O ESTADO DE S. PAULO - 30/10
Um PM matou domingo com um tiro no peito um jovem inocente numa rua do Jardim Brasil, na zona norte de São Paulo. O policial alegou que a sua arma disparou por acidente, quando ele saiu da viatura. Foi preso e autuado por homicídio culposo. No dia seguinte, centenas de pessoas formaram um indignado cortejo de 4 quilômetros até o cemitério onde o rapaz seria sepultado. O comércio do bairro fechou, em parte por solidariedade à família da vítima, em parte para se prevenir contra saques e depredações. Não adiantou grande coisa. "Aqui é o Brasil paralelo", resumiu um desacorçoado morador.

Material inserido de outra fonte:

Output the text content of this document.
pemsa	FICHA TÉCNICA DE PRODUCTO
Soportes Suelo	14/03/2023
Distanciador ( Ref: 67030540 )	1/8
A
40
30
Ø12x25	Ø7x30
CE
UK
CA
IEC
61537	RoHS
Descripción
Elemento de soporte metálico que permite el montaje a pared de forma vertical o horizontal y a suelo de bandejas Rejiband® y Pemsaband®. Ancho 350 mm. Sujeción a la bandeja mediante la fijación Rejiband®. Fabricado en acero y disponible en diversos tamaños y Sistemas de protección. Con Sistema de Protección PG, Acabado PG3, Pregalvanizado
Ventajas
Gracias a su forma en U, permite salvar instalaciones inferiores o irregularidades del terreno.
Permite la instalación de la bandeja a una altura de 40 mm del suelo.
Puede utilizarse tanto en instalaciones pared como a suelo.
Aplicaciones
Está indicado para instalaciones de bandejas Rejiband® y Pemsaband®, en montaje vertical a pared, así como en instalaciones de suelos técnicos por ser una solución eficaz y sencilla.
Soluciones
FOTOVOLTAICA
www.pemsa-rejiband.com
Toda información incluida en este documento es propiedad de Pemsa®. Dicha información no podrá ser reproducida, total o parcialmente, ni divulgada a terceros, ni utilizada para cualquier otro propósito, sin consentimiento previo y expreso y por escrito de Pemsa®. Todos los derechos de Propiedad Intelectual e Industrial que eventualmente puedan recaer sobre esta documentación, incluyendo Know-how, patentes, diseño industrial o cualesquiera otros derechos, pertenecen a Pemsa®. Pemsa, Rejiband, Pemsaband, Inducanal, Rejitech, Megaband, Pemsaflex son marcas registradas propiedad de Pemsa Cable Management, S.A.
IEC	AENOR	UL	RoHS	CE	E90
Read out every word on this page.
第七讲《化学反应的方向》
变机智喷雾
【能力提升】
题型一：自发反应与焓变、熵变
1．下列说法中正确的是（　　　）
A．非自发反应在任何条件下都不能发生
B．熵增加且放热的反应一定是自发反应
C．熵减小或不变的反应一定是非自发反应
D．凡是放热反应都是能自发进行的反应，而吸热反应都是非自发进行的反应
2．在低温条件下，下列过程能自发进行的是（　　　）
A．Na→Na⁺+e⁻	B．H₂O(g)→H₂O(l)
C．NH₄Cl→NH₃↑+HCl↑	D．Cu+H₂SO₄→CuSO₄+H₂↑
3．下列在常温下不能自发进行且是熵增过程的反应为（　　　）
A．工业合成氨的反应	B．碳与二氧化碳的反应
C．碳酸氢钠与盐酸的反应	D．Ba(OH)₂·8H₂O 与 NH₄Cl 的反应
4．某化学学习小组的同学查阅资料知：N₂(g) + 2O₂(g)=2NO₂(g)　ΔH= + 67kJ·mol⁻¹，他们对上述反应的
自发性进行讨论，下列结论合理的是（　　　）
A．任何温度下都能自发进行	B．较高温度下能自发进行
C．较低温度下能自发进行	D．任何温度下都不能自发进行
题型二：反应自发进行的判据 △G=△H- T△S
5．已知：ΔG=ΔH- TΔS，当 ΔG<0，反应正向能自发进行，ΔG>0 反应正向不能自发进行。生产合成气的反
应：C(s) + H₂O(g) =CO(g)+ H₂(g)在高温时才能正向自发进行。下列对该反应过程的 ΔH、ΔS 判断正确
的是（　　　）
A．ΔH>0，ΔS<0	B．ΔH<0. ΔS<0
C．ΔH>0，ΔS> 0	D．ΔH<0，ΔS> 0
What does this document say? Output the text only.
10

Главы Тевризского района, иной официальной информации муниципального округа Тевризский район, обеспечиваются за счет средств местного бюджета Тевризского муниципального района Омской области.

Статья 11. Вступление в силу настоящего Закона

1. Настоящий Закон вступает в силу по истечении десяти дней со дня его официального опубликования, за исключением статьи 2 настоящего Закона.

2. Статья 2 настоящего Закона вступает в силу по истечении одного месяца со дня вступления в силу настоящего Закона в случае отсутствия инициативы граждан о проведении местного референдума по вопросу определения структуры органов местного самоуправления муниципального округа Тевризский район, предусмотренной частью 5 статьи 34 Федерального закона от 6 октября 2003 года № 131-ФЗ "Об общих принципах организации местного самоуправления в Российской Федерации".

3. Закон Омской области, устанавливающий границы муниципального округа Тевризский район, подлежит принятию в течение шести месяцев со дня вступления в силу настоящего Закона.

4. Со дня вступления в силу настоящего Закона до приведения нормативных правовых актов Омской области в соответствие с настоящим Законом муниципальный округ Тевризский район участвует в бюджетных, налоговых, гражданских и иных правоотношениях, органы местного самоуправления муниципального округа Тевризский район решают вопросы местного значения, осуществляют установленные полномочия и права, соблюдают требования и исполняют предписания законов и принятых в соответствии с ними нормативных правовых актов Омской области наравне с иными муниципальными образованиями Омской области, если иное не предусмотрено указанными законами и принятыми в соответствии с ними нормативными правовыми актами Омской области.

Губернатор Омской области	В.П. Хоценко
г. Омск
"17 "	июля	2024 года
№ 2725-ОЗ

O alarmante é que as fronteiras desse Brasil estão se ampliando, a ponto de se confundir com as do outro, o "normal". O seu traçado resulta de uma paradoxal combinação de violência policial com a impunidade dos bandos para as quais ela serve de pretexto - isso quando precisam de pretexto - para investir contra o patrimônio público ou privado e pessoas não menos inocentes do que o adolescente baleado sem motivo. O fogo, a destruição e os assaltos se propagaram pelo bairro vizinho do Jaçanã. Bombeiros foram atacados. Um homem levou um tiro e precisou ser operado. A Rodovia Fernão Dias foi bloqueada. Houve 90 detenções.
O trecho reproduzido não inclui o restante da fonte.